Refuting a non-Christian worldview does not establish the Christian worldview, though. It may be that both his worldview and ours is false. So to prove the Christian worldview, we demonstrate that it and it alone can account for human experience. This leads to the second step. In this step we do not answer the fool according to his folly. Rather we invite the unbeliever to come inside our worldview in order to show him that Christianity makes sense of our experience. It provides the necessary preconditions for knowledge.

It is true that proving one position wrong does not necessarily establish the truth of a rival position. As Butler acknowledges, both may be false. But Butler insists that the Christian worldview is true, and declares that he can “demonstrate that it and it alone can account for human experience,” and this would supposedly serve to prove that Christianity is true. And although the claim to be able to “account for human experience” is rather ambiguous, presuppositionalists are in the habit of making it with gusto, apparently putting a lot of stock in this professed ability of theirs. Demonstrating this alleged ability of Christianity to “account for human experience” constitutes “the second step” of the presuppositionalist program. How does the presuppositionalist do this? Butler describes the procedure as follows:

we invite the unbeliever to come inside our worldview in order to show him that Christianity makes perfect sense of our experience. It provides the necessary preconditions for knowledge.

Readers of this can be forgiven for having the impression we're being invited to take on what sounds like a drug addiction. To outsiders, taking the drug is foolish and self-destructive; but to the addicts themselves, the drug is a doorway to a wondrous, mind-altering experience, as precious if not more so than food and water.

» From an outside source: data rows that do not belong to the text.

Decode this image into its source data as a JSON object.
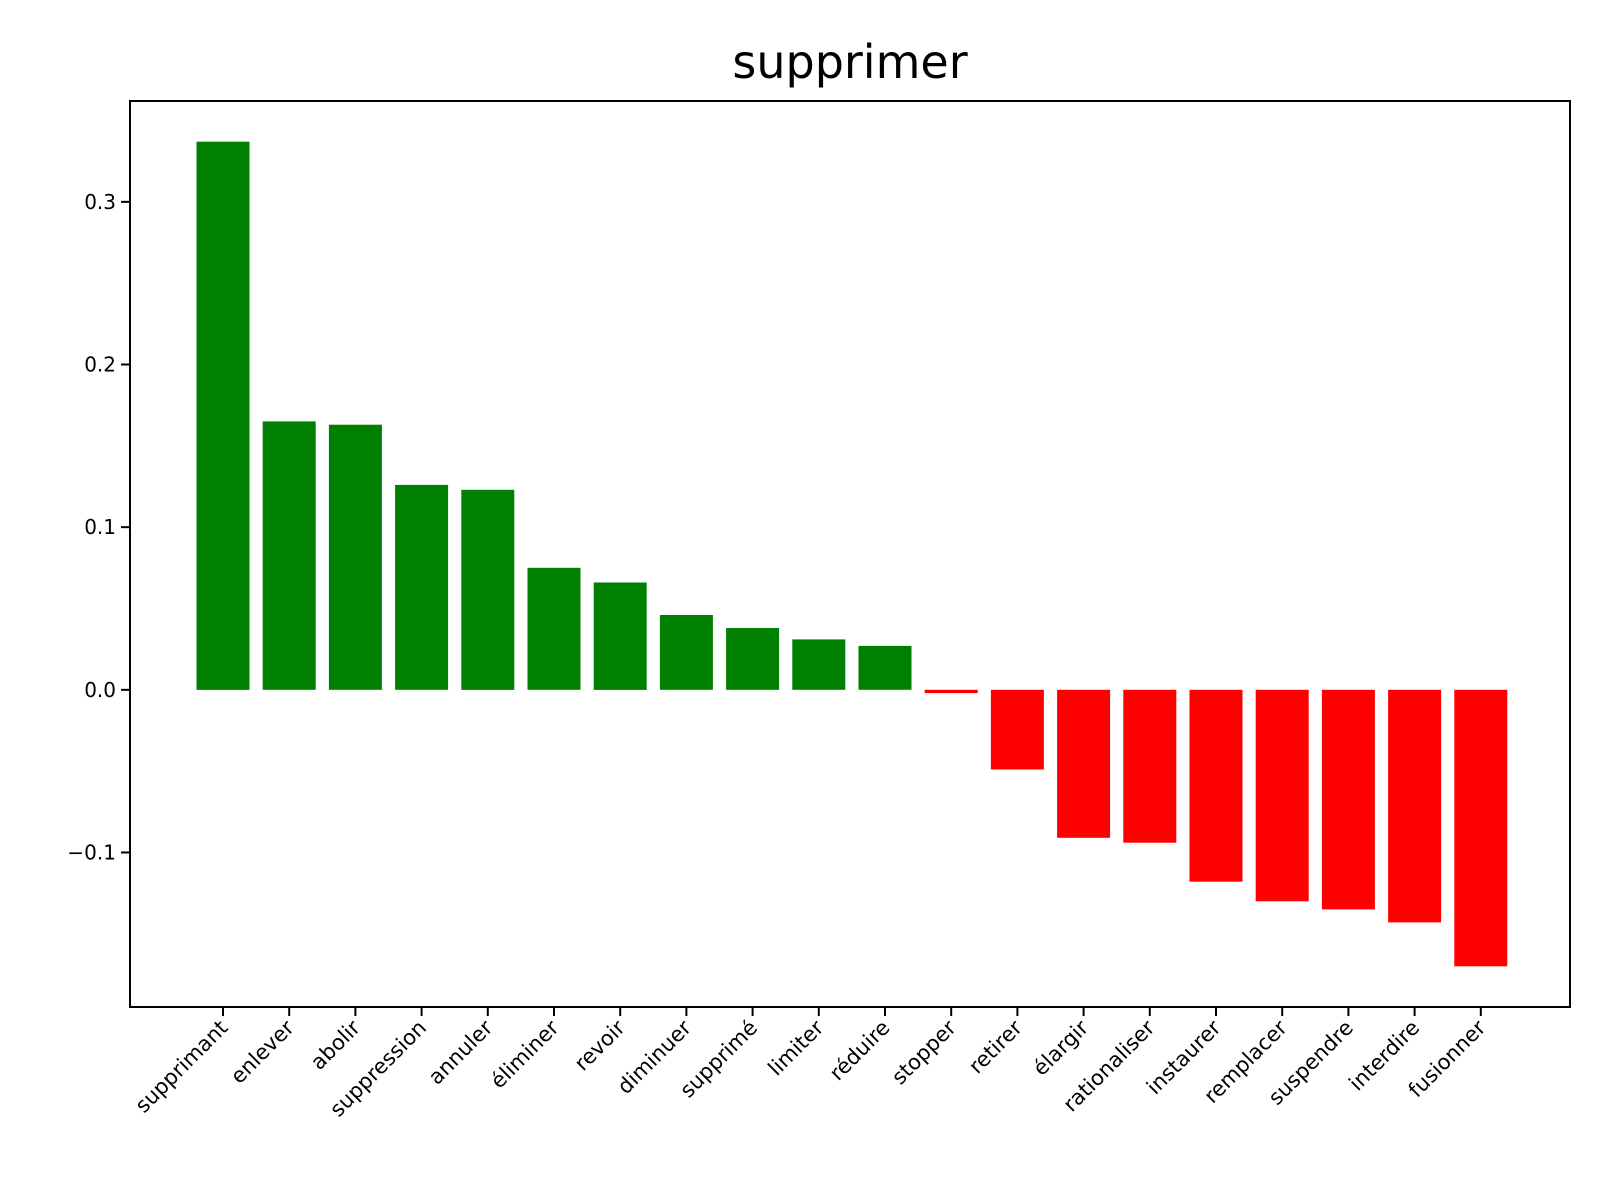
{
  "chart_data": {
    "type": "bar",
    "title": "supprimer",
    "xlabel": "",
    "ylabel": "",
    "ylim": [
      -0.195,
      0.362
    ],
    "yticks": [
      -0.1,
      0.0,
      0.1,
      0.2,
      0.3
    ],
    "ytick_labels": [
      "−0.1",
      "0.0",
      "0.1",
      "0.2",
      "0.3"
    ],
    "grid": false,
    "positive_color": "#008000",
    "negative_color": "#ff0000",
    "categories": [
      "supprimant",
      "enlever",
      "abolir",
      "suppression",
      "annuler",
      "éliminer",
      "revoir",
      "diminuer",
      "supprimé",
      "limiter",
      "réduire",
      "stopper",
      "retirer",
      "élargir",
      "rationaliser",
      "instaurer",
      "remplacer",
      "suspendre",
      "interdire",
      "fusionner"
    ],
    "values": [
      0.337,
      0.165,
      0.163,
      0.126,
      0.123,
      0.075,
      0.066,
      0.046,
      0.038,
      0.031,
      0.027,
      -0.002,
      -0.049,
      -0.091,
      -0.094,
      -0.118,
      -0.13,
      -0.135,
      -0.143,
      -0.17
    ]
  }
}
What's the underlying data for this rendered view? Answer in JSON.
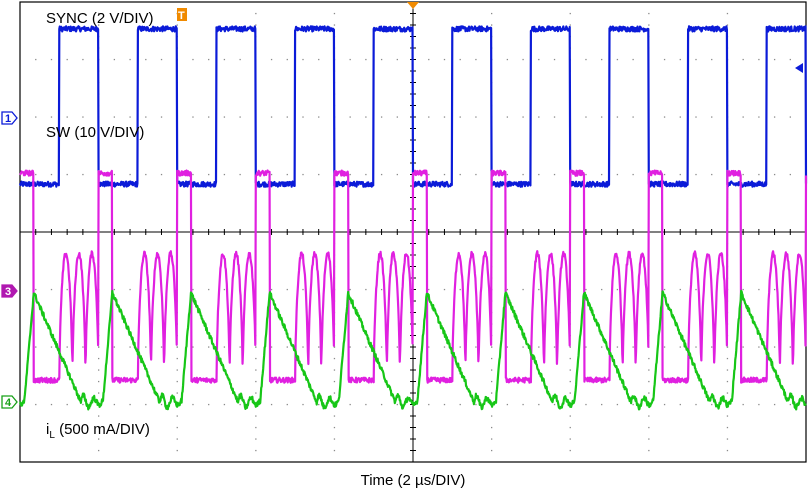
{
  "chart_data": {
    "type": "line",
    "title": "",
    "xlabel": "Time (2 µs/DIV)",
    "ylabel": "",
    "grid": true,
    "x_divisions": 10,
    "y_divisions": 8,
    "xlim": [
      0,
      20
    ],
    "x_unit": "µs",
    "series": [
      {
        "name": "SYNC (2 V/DIV)",
        "channel": "1",
        "scale": "2 V/DIV",
        "color": "#0b1bd8",
        "waveform": "square",
        "period_us": 2.0,
        "first_rising_edge_us": 1.0,
        "duty": 0.5,
        "low_div": -1.15,
        "high_div": 1.55
      },
      {
        "name": "SW (10 V/DIV)",
        "channel": "3",
        "scale": "10 V/DIV",
        "color": "#e020e0",
        "waveform": "switch-node",
        "period_us": 2.0,
        "first_rising_edge_us": 0.0,
        "on_time_us": 0.35,
        "ringing_start_us": 1.0,
        "ringing_cycles": 3,
        "low_div": -1.55,
        "high_div": 2.05,
        "ringing_high_div": 0.65
      },
      {
        "name": "iL (500 mA/DIV)",
        "channel": "4",
        "scale": "500 mA/DIV",
        "color": "#17c617",
        "waveform": "inductor-current",
        "period_us": 2.0,
        "first_peak_us": 0.35,
        "peak_div": 1.9,
        "valley_div": 0.0,
        "ramp_down_until_us": 1.55,
        "ripple_div": 0.12
      }
    ]
  },
  "labels": {
    "sync": "SYNC (2 V/DIV)",
    "sw": "SW (10 V/DIV)",
    "il_main": "i",
    "il_sub": "L",
    "il_rest": " (500 mA/DIV)",
    "time": "Time (2 µs/DIV)"
  },
  "markers": {
    "ch1": "1",
    "ch3": "3",
    "ch4": "4",
    "trigger": "T"
  }
}
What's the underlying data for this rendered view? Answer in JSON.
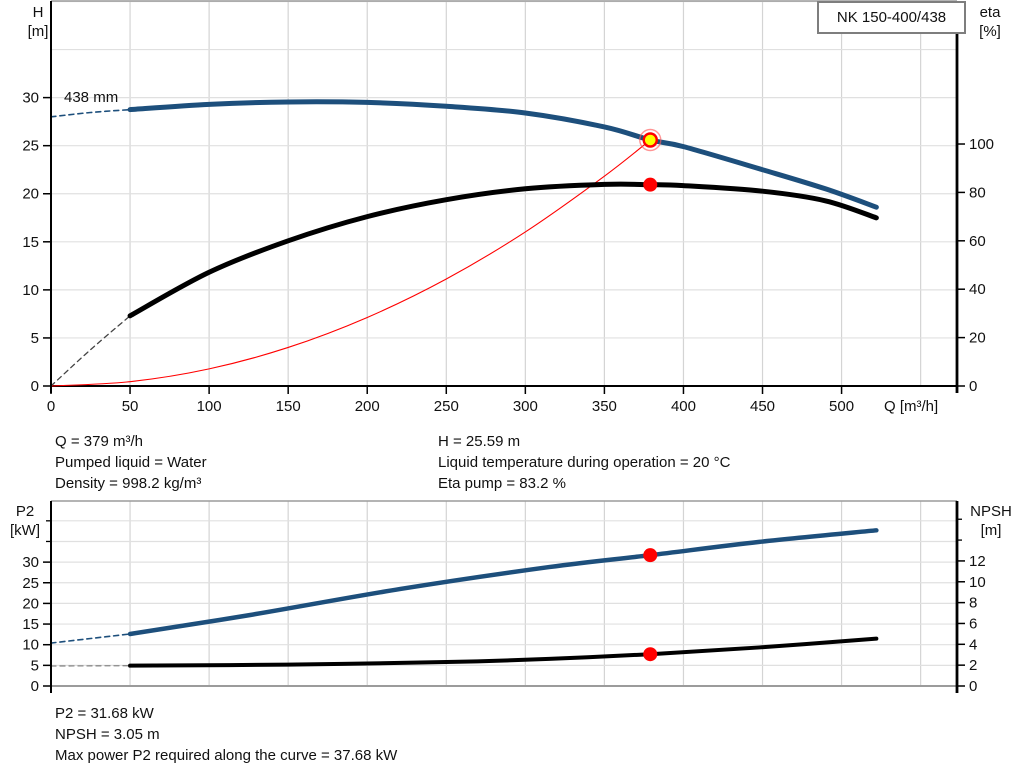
{
  "title_box": "NK 150-400/438",
  "info": {
    "left": [
      "Q = 379 m³/h",
      "Pumped liquid = Water",
      "Density = 998.2 kg/m³"
    ],
    "right": [
      "H = 25.59 m",
      "Liquid temperature during operation = 20 °C",
      "Eta pump = 83.2 %"
    ],
    "bottom": [
      "P2 = 31.68 kW",
      "NPSH = 3.05 m",
      "Max power P2 required along the curve = 37.68 kW"
    ]
  },
  "colors": {
    "curve_blue": "#1d4f7c",
    "curve_black": "#000000",
    "system_red": "#ff0000",
    "duty_yellow": "#ffff00",
    "grid_v": "#d4d4d4",
    "grid_h": "#e0e0e0",
    "border_gray": "#9b9b9b"
  },
  "chart_data": [
    {
      "type": "line",
      "title": "NK 150-400/438",
      "annotation": "438 mm",
      "x": {
        "label": "Q [m³/h]",
        "min": 0,
        "max": 573,
        "show_labels": true,
        "major_ticks": [
          0,
          50,
          100,
          150,
          200,
          250,
          300,
          350,
          400,
          450,
          500
        ],
        "grid": [
          50,
          100,
          150,
          200,
          250,
          300,
          350,
          400,
          450,
          500,
          550
        ]
      },
      "y": {
        "label": "H",
        "unit": "[m]",
        "min": 0,
        "max": 40.05,
        "major_ticks": [
          0,
          5,
          10,
          15,
          20,
          25,
          30
        ],
        "grid": [
          5,
          10,
          15,
          20,
          25,
          30,
          35,
          40
        ]
      },
      "y2": {
        "label": "eta",
        "unit": "[%]",
        "min": 0,
        "max": 159.1,
        "major_ticks": [
          0,
          20,
          40,
          60,
          80,
          100
        ],
        "minor_ticks": []
      },
      "series": [
        {
          "name": "head-curve-extrapolation",
          "axis": "y",
          "style": "dashed",
          "color": "#1d4f7c",
          "width": 1.6,
          "points": [
            [
              0,
              28.0
            ],
            [
              25,
              28.45
            ],
            [
              50,
              28.75
            ]
          ]
        },
        {
          "name": "eta-curve-extrapolation",
          "axis": "y2",
          "style": "dashed",
          "color": "#444444",
          "width": 1.3,
          "points": [
            [
              0,
              0
            ],
            [
              25,
              15
            ],
            [
              50,
              29
            ]
          ]
        },
        {
          "name": "system-curve",
          "axis": "y",
          "style": "solid",
          "color": "#ff0000",
          "width": 1.1,
          "points": [
            [
              0,
              0
            ],
            [
              50,
              0.45
            ],
            [
              100,
              1.78
            ],
            [
              150,
              4.01
            ],
            [
              200,
              7.13
            ],
            [
              250,
              11.13
            ],
            [
              300,
              16.03
            ],
            [
              350,
              21.83
            ],
            [
              379,
              25.59
            ]
          ]
        },
        {
          "name": "eta-curve",
          "axis": "y2",
          "style": "solid",
          "color": "#000000",
          "width": 5,
          "points": [
            [
              50,
              29
            ],
            [
              100,
              47
            ],
            [
              150,
              60
            ],
            [
              200,
              70
            ],
            [
              250,
              77
            ],
            [
              300,
              81.5
            ],
            [
              350,
              83.3
            ],
            [
              379,
              83.2
            ],
            [
              400,
              82.8
            ],
            [
              450,
              80.5
            ],
            [
              490,
              76.5
            ],
            [
              522,
              69.5
            ]
          ]
        },
        {
          "name": "head-curve-438mm",
          "axis": "y",
          "style": "solid",
          "color": "#1d4f7c",
          "width": 5,
          "points": [
            [
              50,
              28.75
            ],
            [
              100,
              29.3
            ],
            [
              150,
              29.55
            ],
            [
              200,
              29.5
            ],
            [
              250,
              29.1
            ],
            [
              300,
              28.4
            ],
            [
              350,
              26.95
            ],
            [
              379,
              25.59
            ],
            [
              400,
              24.9
            ],
            [
              450,
              22.5
            ],
            [
              490,
              20.5
            ],
            [
              522,
              18.6
            ]
          ]
        }
      ],
      "markers": [
        {
          "name": "duty-point",
          "axis": "y",
          "q": 379,
          "v": 25.59,
          "r": 6.5,
          "fill": "#ffff00",
          "stroke": "#ff0000",
          "halo": true
        },
        {
          "name": "eta-point",
          "axis": "y2",
          "q": 379,
          "v": 83.2,
          "r": 7,
          "fill": "#ff0000",
          "stroke": "none",
          "halo": false
        }
      ]
    },
    {
      "type": "line",
      "x": {
        "label": "",
        "min": 0,
        "max": 573,
        "show_labels": false,
        "major_ticks": [],
        "grid": [
          50,
          100,
          150,
          200,
          250,
          300,
          350,
          400,
          450,
          500,
          550
        ]
      },
      "y": {
        "label": "P2",
        "unit": "[kW]",
        "min": 0,
        "max": 44.8,
        "major_ticks": [
          0,
          5,
          10,
          15,
          20,
          25,
          30
        ],
        "minor_ticks": [
          35,
          40
        ],
        "grid": [
          5,
          10,
          15,
          20,
          25,
          30,
          35,
          40
        ]
      },
      "y2": {
        "label": "NPSH",
        "unit": "[m]",
        "min": 0,
        "max": 17.75,
        "major_ticks": [
          0,
          2,
          4,
          6,
          8,
          10,
          12
        ],
        "minor_ticks": [
          14,
          16
        ]
      },
      "series": [
        {
          "name": "p2-curve-extrapolation",
          "axis": "y",
          "style": "dashed",
          "color": "#1d4f7c",
          "width": 1.6,
          "points": [
            [
              0,
              10.4
            ],
            [
              25,
              11.5
            ],
            [
              50,
              12.6
            ]
          ]
        },
        {
          "name": "npsh-curve-extrapolation",
          "axis": "y2",
          "style": "dashed",
          "color": "#888888",
          "width": 1.3,
          "points": [
            [
              0,
              1.92
            ],
            [
              50,
              1.95
            ]
          ]
        },
        {
          "name": "p2-curve",
          "axis": "y",
          "style": "solid",
          "color": "#1d4f7c",
          "width": 4.5,
          "points": [
            [
              50,
              12.6
            ],
            [
              126,
              17.2
            ],
            [
              221,
              23.5
            ],
            [
              315,
              28.8
            ],
            [
              379,
              31.68
            ],
            [
              448,
              34.9
            ],
            [
              522,
              37.7
            ]
          ]
        },
        {
          "name": "npsh-curve",
          "axis": "y2",
          "style": "solid",
          "color": "#000000",
          "width": 4,
          "points": [
            [
              50,
              1.95
            ],
            [
              150,
              2.05
            ],
            [
              250,
              2.3
            ],
            [
              315,
              2.6
            ],
            [
              379,
              3.05
            ],
            [
              448,
              3.7
            ],
            [
              522,
              4.55
            ]
          ]
        }
      ],
      "markers": [
        {
          "name": "p2-point",
          "axis": "y",
          "q": 379,
          "v": 31.68,
          "r": 7,
          "fill": "#ff0000",
          "stroke": "none",
          "halo": false
        },
        {
          "name": "npsh-point",
          "axis": "y2",
          "q": 379,
          "v": 3.05,
          "r": 7,
          "fill": "#ff0000",
          "stroke": "none",
          "halo": false
        }
      ]
    }
  ]
}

And this drug is available for "free"; it is not illegal, and it won't cost you a penny to get a hold of some on the street. And its power to alter the mind is tremendous. Many addicts love the drug so much that they will kill for it, and most addicts confess that they are willing to die for it. And while they are under the influence of the drug, everything seems to "make sense" finally and once and for all, as it offers a completely different way of looking at the world and at oneself.

Surely, if one becomes a drug addict, he will see the world through the eyes of a drug addict, and drug addicts are well known for their ability to rationalize their self-destructive habit. They may even claim that only while they are on the drug will their experience “make sense,” for certainly their addiction can “account for” their altered experience.

However, it would not follow from this drug-induced delusion that the drug and/or their addiction to it “provides the necessary preconditions for knowledge.” It is still a drug, and this drug has potentially lethal side effects. Thus we would be wise to politely decline Butler’s invitation to sip from the trough of mystical Kool-Aid that he so eagerly wants to serve.